Often, when books go for an atmospheric effect, they do so at the expense of the characters. Baxendale is bitten by this bug, unfortunately. Then again, he could be going for the horror movie effect, where the cast is limited and nobody outside the inner circle is given any characterization whatsoever. While this may be true, it doesn't really work in a book. Some of Stoker's men have a few lines, a brief bit of characterization, and then they're gone. Cannon fodder is the term, I believe. It gets worse when the ship arrives and Baxendale adds even more faceless people to go with the two new full characters. In fact, we don't even know what happens to some of the crew, though it's obvious by implication. They just disappear and are never referred to again.
There are a few exceptions to this, though. Stoker is definitely the best of the bunch, alternately suspicious of the Doctor and then relying on him when it's clear he has a better grip of what's going on then she does. We learn a lot about her in the course of events, and I really enjoyed reading about her. Less well-done, though still effectively, are Lawrence, Bunny, and Cadwell. Cadwell has his own agenda but he seems a bit too stereotypical at times. Bunny is given lots of background, but it is sort of stereotypical as well. He has left his family for one final mission with Stoker, and he constantly misses his daughter (though no mention is made of him missing his wife, which is interesting). Lawrence actually is given more then the stereotypical tough-guy captain role, especially his interplay with Stoker.

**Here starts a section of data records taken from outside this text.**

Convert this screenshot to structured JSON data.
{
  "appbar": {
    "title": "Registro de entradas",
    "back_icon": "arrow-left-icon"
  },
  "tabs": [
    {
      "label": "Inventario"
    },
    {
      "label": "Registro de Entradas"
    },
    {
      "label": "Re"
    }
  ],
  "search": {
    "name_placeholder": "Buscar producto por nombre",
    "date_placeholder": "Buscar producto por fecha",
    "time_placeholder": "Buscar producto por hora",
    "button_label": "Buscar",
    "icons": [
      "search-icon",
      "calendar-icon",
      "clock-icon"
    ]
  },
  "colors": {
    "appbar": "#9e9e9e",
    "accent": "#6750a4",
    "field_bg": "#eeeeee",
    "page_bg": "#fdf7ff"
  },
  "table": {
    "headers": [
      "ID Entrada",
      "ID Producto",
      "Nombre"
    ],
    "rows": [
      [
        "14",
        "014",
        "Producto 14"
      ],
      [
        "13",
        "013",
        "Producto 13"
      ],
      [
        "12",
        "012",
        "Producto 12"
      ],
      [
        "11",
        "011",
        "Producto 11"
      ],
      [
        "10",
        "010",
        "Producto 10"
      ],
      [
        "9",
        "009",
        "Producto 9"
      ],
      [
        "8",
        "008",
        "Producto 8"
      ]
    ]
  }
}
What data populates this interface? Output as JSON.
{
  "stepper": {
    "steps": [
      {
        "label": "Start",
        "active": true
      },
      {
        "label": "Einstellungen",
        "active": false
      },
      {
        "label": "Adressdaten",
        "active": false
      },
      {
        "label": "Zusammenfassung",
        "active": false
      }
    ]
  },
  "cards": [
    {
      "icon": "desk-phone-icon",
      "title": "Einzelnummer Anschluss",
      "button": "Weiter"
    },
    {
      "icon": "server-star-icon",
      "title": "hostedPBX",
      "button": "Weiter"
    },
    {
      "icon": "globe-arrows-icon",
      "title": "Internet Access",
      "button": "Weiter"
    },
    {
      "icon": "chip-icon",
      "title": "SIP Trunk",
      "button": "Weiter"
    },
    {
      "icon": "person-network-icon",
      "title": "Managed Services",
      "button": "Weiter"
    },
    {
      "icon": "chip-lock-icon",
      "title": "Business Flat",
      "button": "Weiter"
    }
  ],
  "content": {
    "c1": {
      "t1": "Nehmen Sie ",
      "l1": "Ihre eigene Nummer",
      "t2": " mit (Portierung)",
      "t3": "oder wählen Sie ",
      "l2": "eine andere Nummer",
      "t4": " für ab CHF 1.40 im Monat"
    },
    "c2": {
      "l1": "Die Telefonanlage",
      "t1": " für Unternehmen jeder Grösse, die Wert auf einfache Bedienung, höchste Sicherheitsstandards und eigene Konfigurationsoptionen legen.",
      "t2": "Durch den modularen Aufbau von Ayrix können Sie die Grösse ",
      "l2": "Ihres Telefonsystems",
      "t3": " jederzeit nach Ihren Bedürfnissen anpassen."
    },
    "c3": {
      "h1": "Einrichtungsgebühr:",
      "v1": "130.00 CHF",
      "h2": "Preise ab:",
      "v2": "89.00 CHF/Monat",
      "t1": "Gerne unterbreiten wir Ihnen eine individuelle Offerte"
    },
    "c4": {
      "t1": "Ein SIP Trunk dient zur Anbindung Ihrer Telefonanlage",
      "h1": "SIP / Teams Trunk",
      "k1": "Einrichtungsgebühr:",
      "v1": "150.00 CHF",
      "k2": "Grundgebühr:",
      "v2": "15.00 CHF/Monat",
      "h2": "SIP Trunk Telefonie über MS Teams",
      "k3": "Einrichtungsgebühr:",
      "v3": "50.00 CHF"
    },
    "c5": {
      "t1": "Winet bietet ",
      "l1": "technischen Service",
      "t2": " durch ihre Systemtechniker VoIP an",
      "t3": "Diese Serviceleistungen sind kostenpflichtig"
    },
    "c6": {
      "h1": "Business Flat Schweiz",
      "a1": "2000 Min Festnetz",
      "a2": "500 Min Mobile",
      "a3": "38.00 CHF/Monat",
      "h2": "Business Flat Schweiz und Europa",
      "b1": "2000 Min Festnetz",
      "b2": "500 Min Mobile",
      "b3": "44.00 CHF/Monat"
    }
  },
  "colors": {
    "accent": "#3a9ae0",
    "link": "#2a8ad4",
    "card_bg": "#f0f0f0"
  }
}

However, it's the regular characters where Baxendale shines. The Fifth Doctor, so hard to get right in print (especially when compared to Peter Davison's performance of him on the show), is excellent. He's kind and considerate of his friends but just slightly tetchy. He's irritable at times, especially when things are starting to go wrong. Basically, he's so in-character here that it becomes obvious when something is happening to him and he starts doing weird things. With anybody else, the characterization would be so off that we would believe it's just the author messing up. Here, it's obvious what's going on and a little bit scary.
Tegan and Nyssa are excellent as well. Nyssa is innocent yet quietly competent. Tegan is a mouth on legs, but you can tell that she genuinely cares about people, especially her friends. She is willing to die for her friends if need be, and while she does feel fear, she is willing to do what it takes to save them. The novel takes place right after the television episode "Arc of Infinity," where she has met up with the TARDIS crew after being abandoned by them at Heathrow Airport 6 months before. Thus, the book delves deeply into her psyche as she determines what her place is within both the crew itself as well as life in general. She wants to do something with her life, and as scary as traveling with the Doctor can be sometimes, she hasn't felt alive like that since she was stuck back on Earth. She wants to help people, and she will always get the opportunity to do that when the Doctor is around. I loved her character in this book.
I haven't said a lot about the plot of the book, but that's mainly because it is stereotypical of the genre. A small group of people are terrorized by a malevolent force and must defeat it to survive. The ending confrontation drags on a bit too long and I started to get bored, but otherwise the book was one that I couldn't put down. Sure, the plot is a stereotype, but when it's done well, I don't care. This book grabbed me, and while it almost let me go at the end, it was definitely worth the read.